Personal information
- Born: April 2, 1960 (age 66) Anniston, Alabama, U.S.
- Listed height: 5 ft 11 in (1.80 m)
- Listed weight: 175 lb (79 kg)

Career information
- High school: Millikan (Long Beach, California)
- College: Michigan State
- NFL draft: 1982: 7th round, 185th overall pick

Career history
- Tampa Bay Buccaneers (1982–1983); Indianapolis Colts (1984)*; Oakland Invaders (1985)*; Detroit Lions (1985)*;
- * Offseason or practice squad member only
- Stats at Pro Football Reference

= Tom Morris (American football) =

American football player (born 1960)

Thomas Lewis Morris (born April 2, 1960) is an American former professional football defensive back who played for the Tampa Bay Buccaneers of the National Football League (NFL). He played college football for the Michigan State Spartans and was selected by the Buccaneers in the seventh round of the 1982 NFL draft.

==Early life==
Thomas Lewis Morris was born on April 2, 1960, in Anniston, Alabama. He played high school football at Millikan High School in Long Beach, California. He acquired the nickname "T-Bone" during his junior year of high school.

==College career==
Morris played junior college football at Cypress Junior College in 1978 and Golden West College in 1979. He transferred to Michigan State University, where he was a two-year letterman at free safety for the Spartans from 1980 to 1981.

==Professional career==
Morris was selected by the Tampa Bay Buccaneers in the seventh round, with the 185th overall pick, of the 1982 NFL draft. He played in eight games for the Buccaneers as a reserve safety during the 1982 season. He also appeared in one playoff game. On October 9, 1983, against the Dallas Cowboys, Morris committed a running-into-the-kicker penalty that gave Cowboys kicker Rafael Septién a second (this time successful) chance to kick the game-winning field goal. The Cowboys won 27–24 in overtime. Morris was placed on injured reserve on October 14, 1983, and was activated on November 11, 1983. He played in 12 games overall as a backup cornerback/safety in 1983 and recovered one fumble. He was waived on August 20, 1984, after the fourth of five preseason games.

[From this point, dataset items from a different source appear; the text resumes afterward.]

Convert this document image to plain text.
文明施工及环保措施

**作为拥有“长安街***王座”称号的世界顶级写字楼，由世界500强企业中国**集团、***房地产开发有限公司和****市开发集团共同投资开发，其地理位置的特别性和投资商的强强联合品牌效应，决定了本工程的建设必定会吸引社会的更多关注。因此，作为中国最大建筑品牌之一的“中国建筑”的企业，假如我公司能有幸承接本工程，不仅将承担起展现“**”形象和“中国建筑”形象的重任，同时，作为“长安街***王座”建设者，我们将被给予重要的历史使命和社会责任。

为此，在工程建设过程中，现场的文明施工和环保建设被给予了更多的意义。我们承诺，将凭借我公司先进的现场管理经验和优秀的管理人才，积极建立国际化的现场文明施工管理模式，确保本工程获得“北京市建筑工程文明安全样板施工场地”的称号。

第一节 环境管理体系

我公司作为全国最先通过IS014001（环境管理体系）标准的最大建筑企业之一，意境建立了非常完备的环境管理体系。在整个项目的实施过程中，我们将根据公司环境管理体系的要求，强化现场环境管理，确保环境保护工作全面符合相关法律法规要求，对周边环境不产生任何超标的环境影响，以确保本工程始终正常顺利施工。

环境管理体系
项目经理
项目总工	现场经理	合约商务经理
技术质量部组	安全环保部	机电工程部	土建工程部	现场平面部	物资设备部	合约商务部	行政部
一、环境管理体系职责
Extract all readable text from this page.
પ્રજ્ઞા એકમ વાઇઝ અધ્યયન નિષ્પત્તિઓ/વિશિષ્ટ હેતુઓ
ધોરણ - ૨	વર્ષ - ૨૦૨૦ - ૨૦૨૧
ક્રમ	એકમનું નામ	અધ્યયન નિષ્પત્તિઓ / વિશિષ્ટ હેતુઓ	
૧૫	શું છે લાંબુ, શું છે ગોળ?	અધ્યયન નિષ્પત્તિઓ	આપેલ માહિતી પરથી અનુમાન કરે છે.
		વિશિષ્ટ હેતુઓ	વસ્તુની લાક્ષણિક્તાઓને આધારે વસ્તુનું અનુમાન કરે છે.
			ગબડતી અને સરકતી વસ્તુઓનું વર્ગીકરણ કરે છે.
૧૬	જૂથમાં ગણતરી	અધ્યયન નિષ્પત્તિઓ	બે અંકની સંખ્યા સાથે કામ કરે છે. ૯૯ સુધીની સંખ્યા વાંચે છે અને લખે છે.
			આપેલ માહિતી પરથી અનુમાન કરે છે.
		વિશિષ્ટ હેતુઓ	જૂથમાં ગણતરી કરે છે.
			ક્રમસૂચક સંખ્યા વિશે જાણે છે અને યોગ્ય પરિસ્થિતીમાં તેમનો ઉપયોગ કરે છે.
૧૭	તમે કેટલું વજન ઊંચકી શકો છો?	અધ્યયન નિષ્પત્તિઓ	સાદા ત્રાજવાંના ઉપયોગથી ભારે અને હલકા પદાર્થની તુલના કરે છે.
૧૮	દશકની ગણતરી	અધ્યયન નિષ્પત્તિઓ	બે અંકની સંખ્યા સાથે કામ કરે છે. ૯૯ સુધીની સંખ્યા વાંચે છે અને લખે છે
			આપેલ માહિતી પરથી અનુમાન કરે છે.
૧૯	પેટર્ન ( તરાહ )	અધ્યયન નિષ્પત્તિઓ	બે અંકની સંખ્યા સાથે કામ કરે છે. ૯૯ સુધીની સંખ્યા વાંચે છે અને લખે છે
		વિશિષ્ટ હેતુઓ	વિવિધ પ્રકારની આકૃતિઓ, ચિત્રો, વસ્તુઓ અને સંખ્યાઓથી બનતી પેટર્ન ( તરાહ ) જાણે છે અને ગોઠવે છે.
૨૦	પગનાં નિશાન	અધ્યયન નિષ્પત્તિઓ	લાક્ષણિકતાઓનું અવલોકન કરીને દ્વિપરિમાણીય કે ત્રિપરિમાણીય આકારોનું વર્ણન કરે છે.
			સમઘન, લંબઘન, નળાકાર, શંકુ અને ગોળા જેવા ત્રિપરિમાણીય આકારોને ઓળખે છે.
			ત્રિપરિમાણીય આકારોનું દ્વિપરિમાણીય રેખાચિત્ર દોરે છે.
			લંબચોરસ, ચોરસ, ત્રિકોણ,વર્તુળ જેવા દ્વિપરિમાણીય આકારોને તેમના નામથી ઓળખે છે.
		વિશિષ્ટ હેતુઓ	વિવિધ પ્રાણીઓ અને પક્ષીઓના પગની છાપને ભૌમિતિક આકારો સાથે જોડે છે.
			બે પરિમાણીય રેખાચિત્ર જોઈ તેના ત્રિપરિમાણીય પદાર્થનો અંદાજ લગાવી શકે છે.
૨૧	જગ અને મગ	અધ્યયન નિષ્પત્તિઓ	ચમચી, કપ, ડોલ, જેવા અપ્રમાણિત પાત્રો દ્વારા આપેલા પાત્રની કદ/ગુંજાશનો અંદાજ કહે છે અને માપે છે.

Morris was claimed off waivers by the Indianapolis Colts on August 21, 1984. He was released on August 31, 1984, after the fourth (of four) preseason games.

On September 5, 1984, Morris signed with the Oakland Invaders for the 1984 USFL season. He was released on February 18, 1985, before the start of the regular season.

Morris was signed by the Detroit Lions on May 9, 1985. He was released on August 19 after the second game of the 1985 preseason.

==Personal life==
Morris' brother, Randall, also played in the NFL.